Showing up day of, will there be enough parking or will I need to add on miles to get there?


----------



## patpend2000

I rode in the gran fondo this year and have signed up again for next year....since it's tax time, I was thinking about the entry fees, how much can be deducted on my taxes?


----------



## ukbloke

patpend2000 said:


> I rode in the gran fondo this year and have signed up again for next year....since it's tax time, I was thinking about the entry fees, how much can be deducted on my taxes?


Zero - Levi's Gran Fondo is not a registered charity (IANAA).


----------



## Pokey

JoelS said:


> I recall reading somewhere that the long ride is about 6000 feet.

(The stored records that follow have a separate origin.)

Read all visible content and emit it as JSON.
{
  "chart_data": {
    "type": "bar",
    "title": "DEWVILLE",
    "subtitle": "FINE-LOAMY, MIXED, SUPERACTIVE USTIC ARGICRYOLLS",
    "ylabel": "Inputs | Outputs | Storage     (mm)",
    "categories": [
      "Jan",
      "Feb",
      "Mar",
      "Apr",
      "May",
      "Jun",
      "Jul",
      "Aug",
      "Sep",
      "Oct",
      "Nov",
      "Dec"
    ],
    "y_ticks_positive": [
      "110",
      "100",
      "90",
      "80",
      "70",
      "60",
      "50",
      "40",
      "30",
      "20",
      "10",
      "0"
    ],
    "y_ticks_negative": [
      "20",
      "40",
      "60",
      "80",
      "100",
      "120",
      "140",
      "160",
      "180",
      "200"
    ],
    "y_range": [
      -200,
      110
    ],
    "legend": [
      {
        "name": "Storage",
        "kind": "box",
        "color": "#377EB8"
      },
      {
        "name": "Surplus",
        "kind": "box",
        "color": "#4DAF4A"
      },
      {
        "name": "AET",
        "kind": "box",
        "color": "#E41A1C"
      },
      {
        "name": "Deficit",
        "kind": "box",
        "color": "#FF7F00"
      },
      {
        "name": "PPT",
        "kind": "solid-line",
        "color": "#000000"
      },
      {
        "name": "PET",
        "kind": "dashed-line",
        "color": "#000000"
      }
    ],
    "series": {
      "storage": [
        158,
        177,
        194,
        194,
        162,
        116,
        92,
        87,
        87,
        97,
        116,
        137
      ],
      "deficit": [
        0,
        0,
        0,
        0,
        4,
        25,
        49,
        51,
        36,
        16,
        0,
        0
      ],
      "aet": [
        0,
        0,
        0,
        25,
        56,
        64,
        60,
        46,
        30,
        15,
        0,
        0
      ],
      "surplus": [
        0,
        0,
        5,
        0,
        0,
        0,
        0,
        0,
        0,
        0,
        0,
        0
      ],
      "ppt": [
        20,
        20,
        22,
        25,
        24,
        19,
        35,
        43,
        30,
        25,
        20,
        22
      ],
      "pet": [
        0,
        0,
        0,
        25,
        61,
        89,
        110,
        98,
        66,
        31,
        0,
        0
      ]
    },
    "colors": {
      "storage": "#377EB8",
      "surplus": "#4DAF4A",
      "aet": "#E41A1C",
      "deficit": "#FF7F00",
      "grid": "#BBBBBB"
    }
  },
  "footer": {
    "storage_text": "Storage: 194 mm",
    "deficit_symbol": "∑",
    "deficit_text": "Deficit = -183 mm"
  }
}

For the record, the long route was 8,800 feet cumulative elevation gain. Helluva ride though...


----------



## williamf777

moschika said:


> but if you've got 3000+(which last I heard registration has passed that mark) people on the same roads, that's larger then some of the towns it will be passing through. self-policing in a crowd like that can be effective. yes, they're open roads, but if some d1ckhead wants to poach, after the rest have paid, i wouldn't hesitate to tattle and at least make their ride an unpleasant one, dealing with the hassle of the marshals, if nothing else.


Those are free and public roads. Some people just might happen to be on the same road at the same time. 

Poaching are ride is fine as long as you do not partake in the rest stops and eat the paid riders food and drink. 

I feel that if you do not use any of the amenities provided and do the ride self supported you should be more than welcome to ride.


----------



## sometimerider

williamf777 said:


> I feel that if you do not use any of the amenities provided and do the ride self supported you should be more than welcome to ride.


Agree, but I doubt that I would choose to do it on a day when there are 3000 other riders out there.


----------